Date: Wednesday March 18, 2015
Time: 10:00am – 6:00pm
Location: HOPE Outdoor Gallery
(Baylor St, Austin, TX 78703)
Severiano “Seve” Garza II was born and raised in Austin, TX. His street art is signed with his tag name, “G52”. The story behind his tag name goes back 100 years beginning with his grandfather, Severiano Garza I, who was a rancher in McAllen, TX. His grandfather’s lucky number was 51—he purchased ranch lot 51 and owned 51 head of cattle that he branded with “G51”. Later Seve’s father went on to found G51 Ventures, so “G52” seemed like a natural choice for Seve.
Although Seve’s career as an artist has been short (only 4-5 years), his work has gained international recognition. His street art can be spotted all around Austin, as well as cities in Louisiana and California, and parts of Croatia and Turkey. He was a speaker at TEDxYouth, where he spoke to 700 Austin middle school and high school students about identity and the difference between street art and vandalism.
When asked what inspires him, Seve replied, “I carry a camera with me always, because I find inspiration wherever I go.” From a photograph he will use Photoshop and Illustrator to develop it into a format that he uses to create a multiple layer stencil. Most of his street art is created using spray paint and stencil, but he also works with wheatpaste, an adhesive made from wheat flour that is used to adhere paper to walls. His paintings are created using recycled materials, including wood scraps. From his website: “The ability to use free raw materials and keep waste out of landfills acts as a both a way to respect the planet while lowering the price of art.” In addition to being a street artist, Seve is also a photographer, videographer, and graphic designer.
As a college student Seve remembers being with his friends and seeing a homeless man on E. 6th Street who was clearly in need of help. He was injured and bleeding but Seve brushed him off and passed him by, like so many others that night who chose not to acknowledge him or his suffering. This incident weighed heavily on Seve’s conscience and got him thinking about how he could use his talents to bring more awareness to the problem of homelessness in Austin from a social entrepreneurship angle. From here, #PeopleOverPaint was born, the project Seve is most passionate about.

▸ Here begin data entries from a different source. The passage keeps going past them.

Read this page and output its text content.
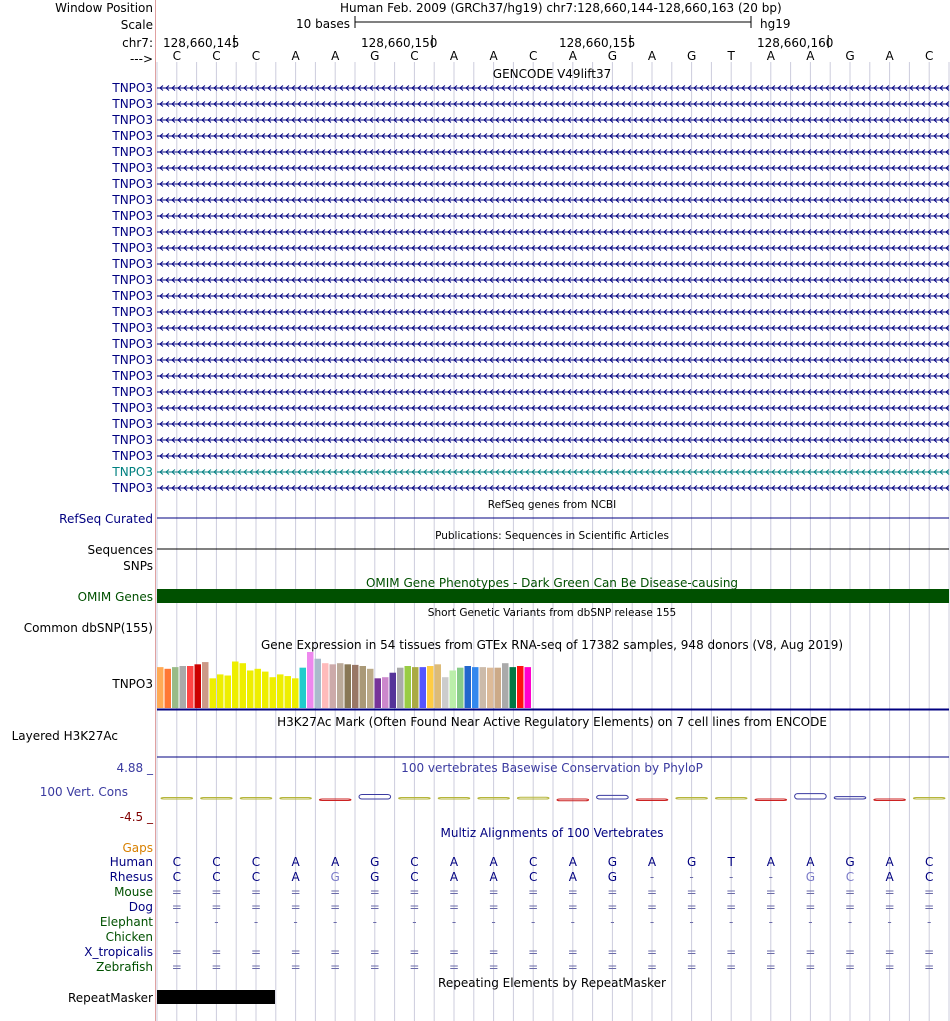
Window Position	Human Feb. 2009 (GRCh37/hg19) chr7:128,660,144-128,660,163 (20 bp)
Scale	10 bases	hg19
chr7: 128,660,145	128,660,150	128,660,155	128,660,160
---> C	C	C	A	A	G	C	A	A	C	A	G	A	G	T	A	A	G	A	C
GENCODE V49lift37
TNPO3
TNPO3
TNPO3
TNPO3
TNPO3
TNPO3
TNPO3
TNPO3
TNPO3
TNPO3
TNPO3
TNPO3
TNPO3
TNPO3
TNPO3
TNPO3
TNPO3
TNPO3
TNPO3
TNPO3
TNPO3
TNPO3
TNPO3
TNPO3
TNPO3
TNPO3
RefSeq genes from NCBI
RefSeq Curated
Publications: Sequences in Scientific Articles
Sequences
SNPs
OMIM Gene Phenotypes - Dark Green Can Be Disease-causing
OMIM Genes
Short Genetic Variants from dbSNP release 155
Common dbSNP(155)
Gene Expression in 54 tissues from GTEx RNA-seq of 17382 samples, 948 donors (V8, Aug 2019)
TNPO3
H3K27Ac Mark (Often Found Near Active Regulatory Elements) on 7 cell lines from ENCODE
Layered H3K27Ac
100 vertebrates Basewise Conservation by PhyloP
4.88 _
100 Vert. Cons
-4.5 _
Multiz Alignments of 100 Vertebrates
Gaps
Human C	C	C	A	A	G	C	A	A	C	A	G	A	G	T	A	A	G	A	C
Rhesus C	C	C	A	G	G	C	A	A	C	A	G	-	-	-	-	G	C	A	C
Mouse = = = = = = = = = = = = = = = = = = = =
Dog = = = = = = = = = = = = = = = = = = = =
Elephant -	-	-	-	-	-	-	-	-	-	-	-	-	-	-	-	-	-	-	-
Chicken
X_tropicalis = = = = = = = = = = = = = = = = = = = =
Zebrafish = = = = = = = = = = = = = = = = = = = =
Repeating Elements by RepeatMasker
RepeatMasker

Seve paid homeless men that were willing to be interviewed and photographed $20 per hour. From the photos he would paint their portrait using his layered stencil technique. Seve romanticized homelessness in order to get people to pay attention—and it worked. One homeless man reportedly became recognizable because of his painted portrait, receiving attention and gifts from people who may have otherwise shunned his existence. And every time a portrait sells, Seve gives 10% of the profits back to his models.